Stephen Harper used to form policy within the Reform Party of Canada. Of particular interest to Canadians is his stance on co-operation with the Progressive Conservative Party, and he has affirmed that he is interested in a coalition of the parties if the Conservatives could commit to a single slate of candidates to contest the current Liberal government.

In the 1980s, Harper served as a parliamentary assistant for the Progressive Conservative Party, and then became a founding member of the Reform Party, serving as the first policy chief, and writing a large part of the 1988 party platform.

He was a Reform Party Member of Parliament for Calgary West from 1993 to 1997, then left to work with the right-wing advocacy group, the National Citizens' Coalition, and was Canadian Alliance Member of Parliament for Calgary Southwest from May 13, 2002 to date, and was sworn in as Leader of the Opposition on May 21, 2002.

Earlier on in his career, due to a small public presence, Stephen Harper was dubbed the "Invisible Man." Harper believes in national unity, direct democracy, power transfered from the national level to the provincial, free trade, the privatisation of health care, and keeping religion and issues such as abortion out of the realm of politics.

Stephen Harper was elected the first leader of the newly formed Conservative Party of Canada on March 20, 2004. He edged out Belinda Stronach and Tony Clement on the first ballot and was reinstated as the leader of Her Majesty's Loyal Opposition in the Canadian House of Commons on March 22, 2004. He was sworn in as prime minister after his party won a minority government in the 2006 Canadian eederal election.

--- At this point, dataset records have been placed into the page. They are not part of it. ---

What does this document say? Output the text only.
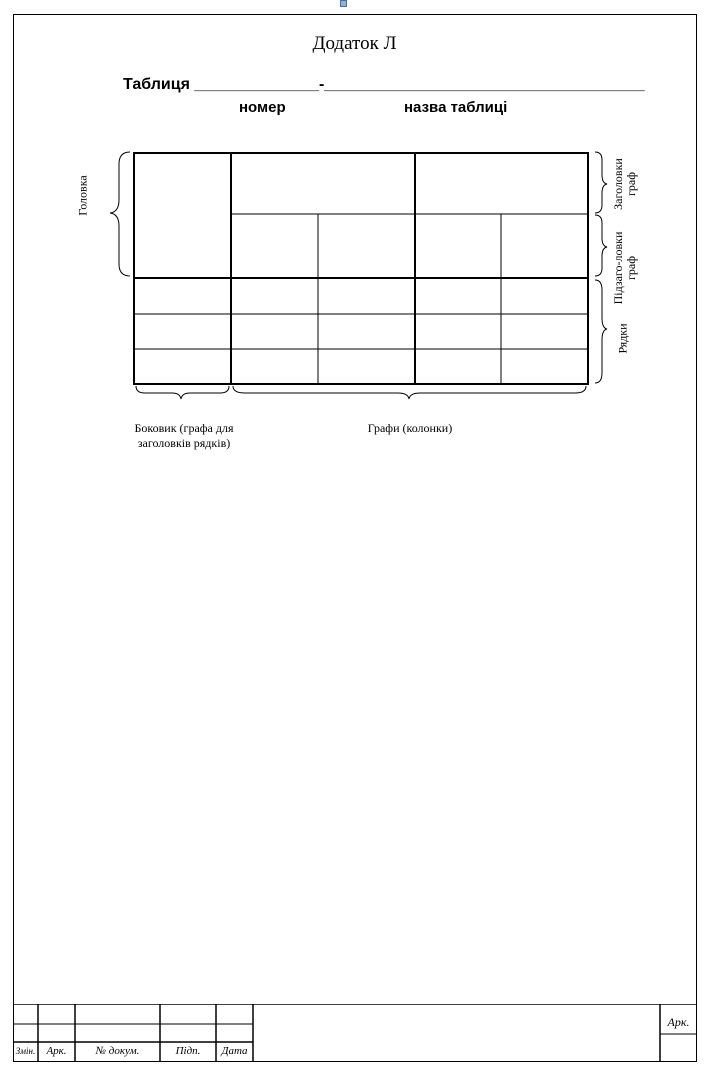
Додаток Л
Таблиця ______________-____________________________________
номер	назва таблиці
Головка	Заголовки граф
Підзаго-ловки граф
Рядки
Боковик (графа для заголовків рядків)
Графи (колонки)
Змін.	Арк.	№ докум.	Підп.	Дата
Арк.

Harper first became the Leader of the Opposition in May, 2002, when he defeated Stockwell Day to become the leader of the now defunct Canadian Alliance. The possibility of a merge between the Alliance and the Progressive Conservative Party of Canada had been discussed but former PC leader Joe Clark resisted. The political differences, however subtle, between the Alliance and the Progressive Conservatives sparked concern among many Tories. Some didn't want to be associated with the Alliance, the party furthest to the right in the Canadian political spectrum.

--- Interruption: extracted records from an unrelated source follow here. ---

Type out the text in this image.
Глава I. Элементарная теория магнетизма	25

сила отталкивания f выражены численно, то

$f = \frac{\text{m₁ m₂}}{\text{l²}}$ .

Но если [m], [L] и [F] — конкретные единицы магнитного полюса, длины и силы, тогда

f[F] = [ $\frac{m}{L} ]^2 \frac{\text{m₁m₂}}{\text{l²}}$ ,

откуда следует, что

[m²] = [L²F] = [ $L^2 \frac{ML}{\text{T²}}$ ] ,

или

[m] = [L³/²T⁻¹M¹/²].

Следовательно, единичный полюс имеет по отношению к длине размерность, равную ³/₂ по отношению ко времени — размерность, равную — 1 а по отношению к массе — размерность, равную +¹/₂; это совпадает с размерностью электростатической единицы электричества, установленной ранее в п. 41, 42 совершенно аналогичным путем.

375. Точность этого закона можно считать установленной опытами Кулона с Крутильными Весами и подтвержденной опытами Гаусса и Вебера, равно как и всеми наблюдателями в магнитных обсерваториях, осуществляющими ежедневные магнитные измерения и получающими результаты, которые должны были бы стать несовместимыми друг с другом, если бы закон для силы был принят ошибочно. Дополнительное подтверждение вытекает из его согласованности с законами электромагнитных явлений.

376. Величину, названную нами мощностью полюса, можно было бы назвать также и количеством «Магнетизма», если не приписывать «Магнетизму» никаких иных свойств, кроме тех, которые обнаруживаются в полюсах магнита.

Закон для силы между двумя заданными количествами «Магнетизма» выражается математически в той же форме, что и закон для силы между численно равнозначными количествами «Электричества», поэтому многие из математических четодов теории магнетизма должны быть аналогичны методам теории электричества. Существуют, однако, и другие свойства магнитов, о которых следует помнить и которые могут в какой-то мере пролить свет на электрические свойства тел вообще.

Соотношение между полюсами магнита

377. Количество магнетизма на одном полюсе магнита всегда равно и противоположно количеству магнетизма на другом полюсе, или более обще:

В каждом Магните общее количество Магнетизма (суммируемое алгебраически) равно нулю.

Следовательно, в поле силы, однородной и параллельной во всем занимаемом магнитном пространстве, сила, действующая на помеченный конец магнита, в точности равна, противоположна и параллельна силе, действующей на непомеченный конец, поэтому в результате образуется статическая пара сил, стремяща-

After Clark stepped down as leader, new PC leader Peter MacKay and Harper worked out a deal that would dissolve their own parties and form the Conservative Party of Canada. Both parties voted overwhelmingly in favour of the merger.

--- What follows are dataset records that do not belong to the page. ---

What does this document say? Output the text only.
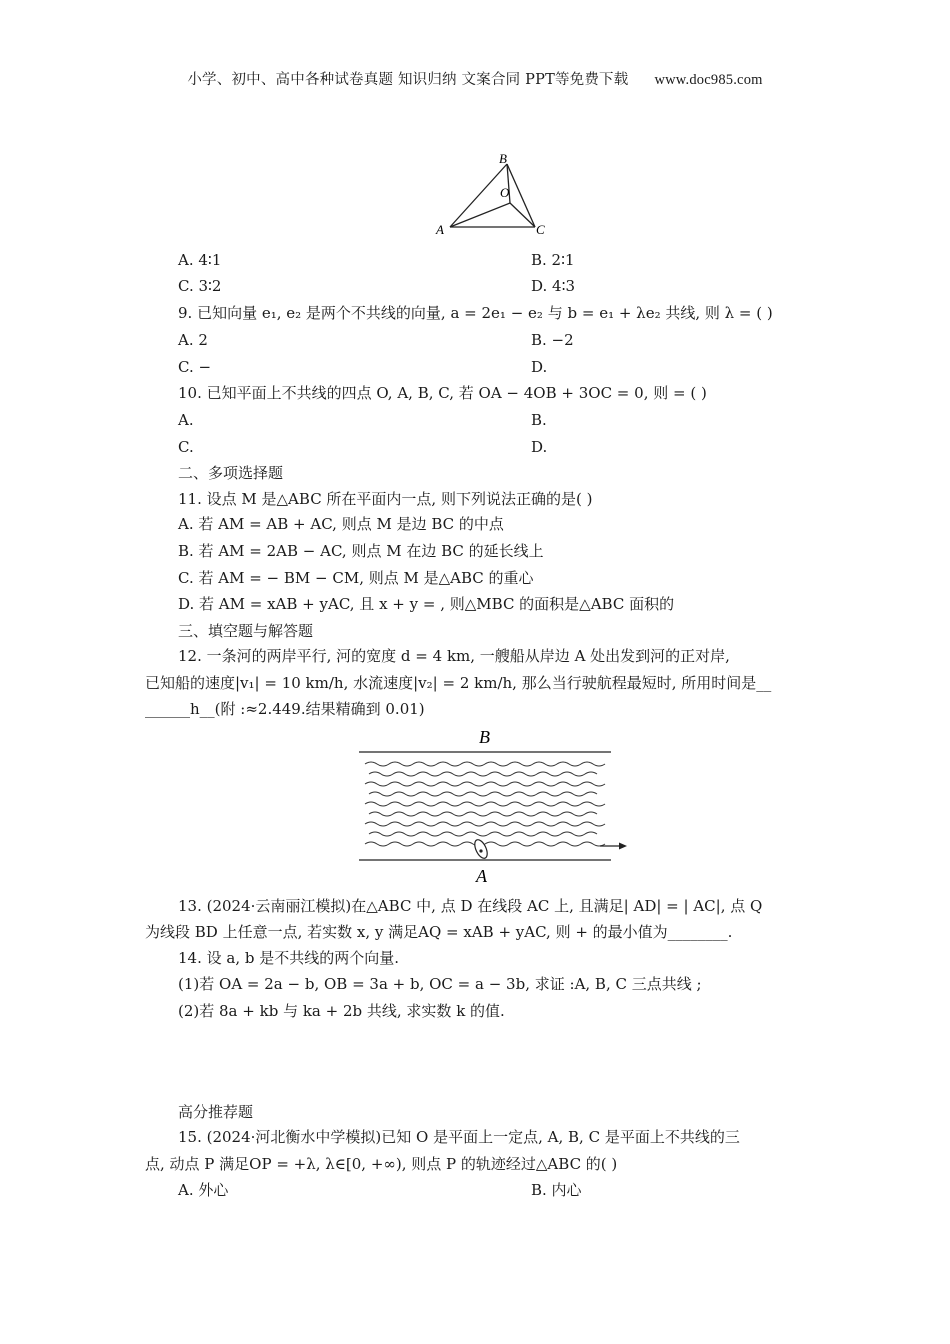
小学、初中、高中各种试卷真题 知识归纳 文案合同 PPT等免费下载 www.doc985.com
B
O
A	C
A. 4∶1	B. 2∶1
C. 3∶2	D. 4∶3
9. 已知向量 e₁, e₂ 是两个不共线的向量, a = 2e₁ − e₂ 与 b = e₁ + λe₂ 共线, 则 λ = ( )
A. 2	B. −2
C. −	D.
10. 已知平面上不共线的四点 O, A, B, C, 若 OA − 4OB + 3OC = 0, 则 = ( )
A.	B.
C.	D.
二、多项选择题
11. 设点 M 是△ABC 所在平面内一点, 则下列说法正确的是( )
A. 若 AM = AB + AC, 则点 M 是边 BC 的中点
B. 若 AM = 2AB − AC, 则点 M 在边 BC 的延长线上
C. 若 AM = − BM − CM, 则点 M 是△ABC 的重心
D. 若 AM = xAB + yAC, 且 x + y = , 则△MBC 的面积是△ABC 面积的
三、填空题与解答题
12. 一条河的两岸平行, 河的宽度 d = 4 km, 一艘船从岸边 A 处出发到河的正对岸,
已知船的速度|v₁| = 10 km/h, 水流速度|v₂| = 2 km/h, 那么当行驶航程最短时, 所用时间是__
______h__(附 :≈2.449.结果精确到 0.01)
B
A
13. (2024·云南丽江模拟)在△ABC 中, 点 D 在线段 AC 上, 且满足| AD| = | AC|, 点 Q
为线段 BD 上任意一点, 若实数 x, y 满足AQ = xAB + yAC, 则 + 的最小值为________.
14. 设 a, b 是不共线的两个向量.
(1)若 OA = 2a − b, OB = 3a + b, OC = a − 3b, 求证 :A, B, C 三点共线 ;
(2)若 8a + kb 与 ka + 2b 共线, 求实数 k 的值.
高分推荐题
15. (2024·河北衡水中学模拟)已知 O 是平面上一定点, A, B, C 是平面上不共线的三
点, 动点 P 满足OP = +λ, λ∈[0, +∞), 则点 P 的轨迹经过△ABC 的( )
A. 外心	B. 内心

Harper announced his candidacy for the party's leadership shortly after. MacKay chose not to run. Former Ontario MPP Tony Clement and former Magna CEO Belinda Stronach entered the running.

Media coverage of the campaigns rarely focused solely on Harper. Stronach, who entered the race despite having no political experience, became a media darling (most likely due to her age, gender and financial situation).

In order to combat his previous "invisible man" image (as mentioned by Dave_Littler), Harper tried to become more of a public figure during the campaign. He tried to build a "family man" image for himself, and began to mention his wife and children in his political campaigns for the first time. Despite this, he claimed he wasn't going for an all-out makeover (see Preston Manning).

Harper was frequently quoted as criticizing Stronach's lack of experience and lack of fluency in French. He did, however, thank her during his victory speech for generating interest in the race, adding that she generated "more glamour" than he could have.

Harper continues to push for a federal election this fall, and is still of the opinion that Canada would benefit from a fixed election schedule (like that of the United States).

Under Harper, the united Conservative platform would include upper class tax cuts, reduced support for marriage for same sex couples (many Conservatives support civil unions instead). Harper says he supports the "traditional definition of family" (which probably means the traditional definition of marriage) but hasn't really expanded on it. Harper said that, if elected, he would not leave the issue up to the Supreme Court of Canada but would allow it to be decided by a free vote in parliament.

Harper's victory could not come at a more important time in Canadian politics. The country is divided on issues including same sex marriages and the current sponsorship scandal plaguing the Liberal government (the auditor general alleges the government misused millions of public dollars). The questions are whether Harper can shed his far-right image and whether Canada's progressive voters are ticked off enough at the Liberals to vote for Harper.

The Liberal Party won a minority government in the 2004 Canadian Federal Election; Harper expressed disappointment with his apparent inability to make a breakthrough (especially in Ontario and in Atlantic Canada) but seemed pleased that his party had stripped the Liberals of the majority rule they'd held for eleven years. Harper could thus serve another term as the leader of the opposition, but a recent interview indicates that he's considering stepping down as leader of the party. He later said he would probably be staying on as leader.

The Conservative Party of Canada won a minority mandate in the 2006 Canadian federal election. Harper was sworn in as the country's 22nd prime minister on February 6, 2006.